I can also see how pointless that expectation was. Not because the Bush Administration and its various defenders were determined to do what they wanted to do whether or not anybody objected, not because there were already online writers on the right as fully committed to lies and distortion as their present-day counterparts.
No, the worst problem were well-established writers and intellectuals who decided that abandoning any pretense of skepticism or independence was a patriotic duty. I’m not talking about the feeling that 9/11 warranted some sort of military response—I felt that way too. Had it been kept narrowly to the hot pursuit of the planners of the attack and the destruction of their secure bases, I am sure that the world today would be a very different place.
I’m talking about the men who were either playing out their Boomer-specific regrets over the Vietnam War or who were simply trying to show the people in power that this time, you could count on liberals to be patriotic and loyal.
I have never shaken the memory of watching Leon Wieseltier debate Mark Danner at Swarthmore about the war. He was so confident and relentless in his certainty that there were weapons of mass destruction in Iraq, that global liberalism was at its crossroads and that this was the time to finally unseat tyrants that I kept wondering if I was right to think that this was inevitably going to turn quickly into an imperial occupation and become more illiberal and destructive than what it replaced. I read now and I see myself get pushed into that defensive crouch that a lot of mainstream liberals have never gotten out of: no, look, this isn’t partisan! Really! I was yearning to find some way to have a conversation, to get people who thought it was right to go to war to take the doubts and questions and problems as seriously as any democratic thinker has to. Danner was in the same defensive situation all night at that debate, grasping at whatever he could to make the audience stick with some basic skepticism about the evidence for WMDs or about the Bush Administration’s already-aggressively unreal understanding of what the war would lead to.
Bill Keller pushed skeptical stories out of the New York Times to show that he was a loyal American. Men who thought themselves tough guys like Christopher Hitchens and Paul Berman yearned to finally prove that liberalism could be muscular enough to go to war in defense of its values, and finally prove how squishy and incoherent the rest of the left were. If you insisted that the history of hegemonic wars followed by state-building occupations was nothing but grim folly, some asshole invariably parroted something they’d read (poorly and cynically) about the British in Malaysia or worse yet said “Well, what about West Germany and Japan after World War II? Huh? I see, you must have Bush derangement syndrome or otherwise you’d credit that it can be done.”

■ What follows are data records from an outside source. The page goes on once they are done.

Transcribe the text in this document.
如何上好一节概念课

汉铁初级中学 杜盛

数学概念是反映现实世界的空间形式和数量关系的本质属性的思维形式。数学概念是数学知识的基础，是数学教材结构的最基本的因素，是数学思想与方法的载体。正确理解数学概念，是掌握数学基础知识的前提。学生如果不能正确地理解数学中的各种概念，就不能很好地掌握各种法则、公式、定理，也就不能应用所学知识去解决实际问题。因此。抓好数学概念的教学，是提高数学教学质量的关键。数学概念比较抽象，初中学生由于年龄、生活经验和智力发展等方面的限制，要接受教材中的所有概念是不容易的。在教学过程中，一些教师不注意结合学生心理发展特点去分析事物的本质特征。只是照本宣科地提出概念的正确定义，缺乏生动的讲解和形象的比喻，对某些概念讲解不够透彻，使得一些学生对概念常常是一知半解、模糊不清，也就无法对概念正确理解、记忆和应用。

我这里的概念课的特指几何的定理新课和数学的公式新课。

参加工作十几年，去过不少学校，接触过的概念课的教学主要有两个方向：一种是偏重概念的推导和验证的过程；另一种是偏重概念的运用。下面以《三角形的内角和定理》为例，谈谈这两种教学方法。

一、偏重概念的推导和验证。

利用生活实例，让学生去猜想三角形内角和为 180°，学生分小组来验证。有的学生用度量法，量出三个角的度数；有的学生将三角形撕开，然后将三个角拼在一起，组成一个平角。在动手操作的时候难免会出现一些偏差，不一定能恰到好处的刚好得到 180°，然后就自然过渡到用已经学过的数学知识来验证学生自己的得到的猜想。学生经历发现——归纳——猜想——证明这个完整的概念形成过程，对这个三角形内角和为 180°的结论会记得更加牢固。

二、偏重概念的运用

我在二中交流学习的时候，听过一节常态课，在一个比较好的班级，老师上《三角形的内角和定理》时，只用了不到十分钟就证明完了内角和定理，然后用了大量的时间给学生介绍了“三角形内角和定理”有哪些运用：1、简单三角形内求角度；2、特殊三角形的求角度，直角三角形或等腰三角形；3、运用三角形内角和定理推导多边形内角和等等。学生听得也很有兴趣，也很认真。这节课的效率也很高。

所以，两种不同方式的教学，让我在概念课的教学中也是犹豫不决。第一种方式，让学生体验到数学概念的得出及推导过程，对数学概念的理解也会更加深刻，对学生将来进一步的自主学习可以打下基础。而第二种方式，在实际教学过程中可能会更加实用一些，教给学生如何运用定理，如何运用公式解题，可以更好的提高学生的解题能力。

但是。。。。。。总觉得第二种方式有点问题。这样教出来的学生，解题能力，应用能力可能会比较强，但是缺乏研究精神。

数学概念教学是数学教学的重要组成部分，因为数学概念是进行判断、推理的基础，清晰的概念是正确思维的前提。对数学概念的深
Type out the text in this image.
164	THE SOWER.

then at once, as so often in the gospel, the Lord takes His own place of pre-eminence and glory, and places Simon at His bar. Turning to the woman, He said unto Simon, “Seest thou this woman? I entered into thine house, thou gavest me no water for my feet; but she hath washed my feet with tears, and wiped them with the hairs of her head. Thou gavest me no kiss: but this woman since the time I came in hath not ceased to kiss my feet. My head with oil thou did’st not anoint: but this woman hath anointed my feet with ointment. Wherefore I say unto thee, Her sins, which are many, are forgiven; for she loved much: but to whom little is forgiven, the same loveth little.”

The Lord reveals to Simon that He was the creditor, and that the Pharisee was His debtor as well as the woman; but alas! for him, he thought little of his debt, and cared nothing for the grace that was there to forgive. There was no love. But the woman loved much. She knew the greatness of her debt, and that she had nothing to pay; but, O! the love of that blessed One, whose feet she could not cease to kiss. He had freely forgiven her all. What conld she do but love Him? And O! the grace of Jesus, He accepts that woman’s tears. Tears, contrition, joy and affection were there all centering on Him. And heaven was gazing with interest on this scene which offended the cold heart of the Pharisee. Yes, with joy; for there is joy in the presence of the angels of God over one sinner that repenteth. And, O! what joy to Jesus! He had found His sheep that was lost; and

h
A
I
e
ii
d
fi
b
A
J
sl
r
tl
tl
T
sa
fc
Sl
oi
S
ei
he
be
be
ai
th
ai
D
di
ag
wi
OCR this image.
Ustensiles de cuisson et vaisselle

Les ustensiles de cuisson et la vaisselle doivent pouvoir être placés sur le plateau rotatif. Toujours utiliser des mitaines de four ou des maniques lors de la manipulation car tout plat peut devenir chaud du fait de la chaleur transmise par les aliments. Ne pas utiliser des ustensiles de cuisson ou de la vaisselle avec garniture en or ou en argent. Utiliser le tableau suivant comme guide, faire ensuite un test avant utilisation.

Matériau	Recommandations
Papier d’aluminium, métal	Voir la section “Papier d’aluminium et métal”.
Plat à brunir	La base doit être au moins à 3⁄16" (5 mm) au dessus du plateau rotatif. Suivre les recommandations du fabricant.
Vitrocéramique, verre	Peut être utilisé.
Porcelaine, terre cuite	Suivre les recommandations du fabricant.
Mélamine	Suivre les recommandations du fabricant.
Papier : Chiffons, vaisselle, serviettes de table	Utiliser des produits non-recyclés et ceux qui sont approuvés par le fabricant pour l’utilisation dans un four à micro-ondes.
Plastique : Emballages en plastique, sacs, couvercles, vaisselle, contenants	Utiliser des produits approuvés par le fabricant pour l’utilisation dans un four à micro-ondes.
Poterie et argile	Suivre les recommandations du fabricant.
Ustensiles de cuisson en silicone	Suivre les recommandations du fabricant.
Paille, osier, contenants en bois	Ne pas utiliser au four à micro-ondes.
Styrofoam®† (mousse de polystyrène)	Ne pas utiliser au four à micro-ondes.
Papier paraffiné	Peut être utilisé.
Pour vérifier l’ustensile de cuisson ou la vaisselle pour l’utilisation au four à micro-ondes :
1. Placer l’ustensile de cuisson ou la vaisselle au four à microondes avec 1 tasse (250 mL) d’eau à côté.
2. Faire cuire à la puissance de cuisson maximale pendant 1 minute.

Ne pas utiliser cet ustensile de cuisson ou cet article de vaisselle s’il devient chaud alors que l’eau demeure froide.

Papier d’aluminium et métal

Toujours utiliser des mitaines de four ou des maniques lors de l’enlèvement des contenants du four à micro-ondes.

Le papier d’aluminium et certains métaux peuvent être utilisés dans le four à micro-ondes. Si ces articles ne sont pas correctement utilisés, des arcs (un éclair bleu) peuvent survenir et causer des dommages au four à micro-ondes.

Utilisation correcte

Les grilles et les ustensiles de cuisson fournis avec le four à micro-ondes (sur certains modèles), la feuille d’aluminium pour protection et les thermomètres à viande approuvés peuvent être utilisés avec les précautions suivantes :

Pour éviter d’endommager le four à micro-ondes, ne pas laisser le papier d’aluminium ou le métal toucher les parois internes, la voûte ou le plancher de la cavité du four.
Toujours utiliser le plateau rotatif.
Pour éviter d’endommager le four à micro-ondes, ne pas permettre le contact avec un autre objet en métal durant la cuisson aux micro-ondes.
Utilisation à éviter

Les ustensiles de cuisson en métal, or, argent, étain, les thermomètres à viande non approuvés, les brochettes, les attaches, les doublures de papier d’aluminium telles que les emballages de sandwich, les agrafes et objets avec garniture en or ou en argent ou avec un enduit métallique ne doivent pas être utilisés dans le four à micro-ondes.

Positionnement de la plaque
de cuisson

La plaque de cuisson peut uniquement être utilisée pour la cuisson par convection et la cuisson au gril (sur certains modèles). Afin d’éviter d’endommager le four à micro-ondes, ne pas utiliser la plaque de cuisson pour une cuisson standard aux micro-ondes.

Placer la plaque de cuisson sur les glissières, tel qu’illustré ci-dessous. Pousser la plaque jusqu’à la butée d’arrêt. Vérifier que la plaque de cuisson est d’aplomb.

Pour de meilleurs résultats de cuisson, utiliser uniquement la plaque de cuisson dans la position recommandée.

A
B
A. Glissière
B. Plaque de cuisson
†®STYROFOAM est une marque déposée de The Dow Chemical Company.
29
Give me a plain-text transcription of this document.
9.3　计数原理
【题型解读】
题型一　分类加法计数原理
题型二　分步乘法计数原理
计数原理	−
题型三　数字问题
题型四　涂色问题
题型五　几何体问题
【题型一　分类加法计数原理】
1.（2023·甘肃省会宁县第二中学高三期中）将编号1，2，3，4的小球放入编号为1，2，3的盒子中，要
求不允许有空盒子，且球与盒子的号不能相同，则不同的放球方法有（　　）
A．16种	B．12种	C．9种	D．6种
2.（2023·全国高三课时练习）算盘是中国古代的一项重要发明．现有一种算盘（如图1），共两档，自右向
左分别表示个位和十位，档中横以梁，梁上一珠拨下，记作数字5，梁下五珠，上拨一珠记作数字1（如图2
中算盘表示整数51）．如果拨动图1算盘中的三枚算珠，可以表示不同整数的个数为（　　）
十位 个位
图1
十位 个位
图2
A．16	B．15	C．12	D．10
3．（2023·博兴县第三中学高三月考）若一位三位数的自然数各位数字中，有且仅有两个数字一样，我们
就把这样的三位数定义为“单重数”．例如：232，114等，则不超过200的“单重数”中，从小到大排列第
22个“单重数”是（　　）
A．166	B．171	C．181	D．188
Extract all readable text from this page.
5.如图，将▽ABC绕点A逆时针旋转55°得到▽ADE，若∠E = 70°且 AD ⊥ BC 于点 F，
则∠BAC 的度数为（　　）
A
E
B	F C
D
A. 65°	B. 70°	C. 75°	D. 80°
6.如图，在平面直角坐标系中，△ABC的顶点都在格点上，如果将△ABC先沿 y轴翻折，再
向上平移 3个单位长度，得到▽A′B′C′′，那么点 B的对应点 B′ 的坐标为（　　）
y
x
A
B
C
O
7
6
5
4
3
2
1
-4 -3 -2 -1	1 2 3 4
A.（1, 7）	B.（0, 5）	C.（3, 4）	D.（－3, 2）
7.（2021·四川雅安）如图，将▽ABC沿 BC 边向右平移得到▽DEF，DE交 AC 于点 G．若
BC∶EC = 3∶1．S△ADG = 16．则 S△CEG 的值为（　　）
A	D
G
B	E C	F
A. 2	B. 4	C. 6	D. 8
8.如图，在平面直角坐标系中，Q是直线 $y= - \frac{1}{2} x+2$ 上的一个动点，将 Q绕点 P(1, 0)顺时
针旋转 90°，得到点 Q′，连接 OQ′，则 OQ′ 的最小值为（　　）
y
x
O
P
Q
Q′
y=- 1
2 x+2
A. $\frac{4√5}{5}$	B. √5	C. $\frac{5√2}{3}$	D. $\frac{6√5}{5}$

And really almost no one in that vast wasteland of enabling has ever had to reckon with it. Sure, Hitchens got himself waterboarded and agreed it was torture. Such magnanimity! Sure, Keller eventually wrote a quick self-absolution and then went back to public life. Sure, George Packer wrote a book saying “Wow, did I get it wrong” and then went back to being churlish in public discussions of the war, when he deigned to talk about it all.
All those people dead and for what? If our online public sphere has turned into an endless series of deceptions and abuse, and self-reflection has been largely banished, the discursive formations around the Iraq War had a lot to do with that. Some of the people who today most piously wring their hands about fake news or viewpoint diversity now were the people least interested in the skeptical pursuit of truth or crediting the validity of opposition then.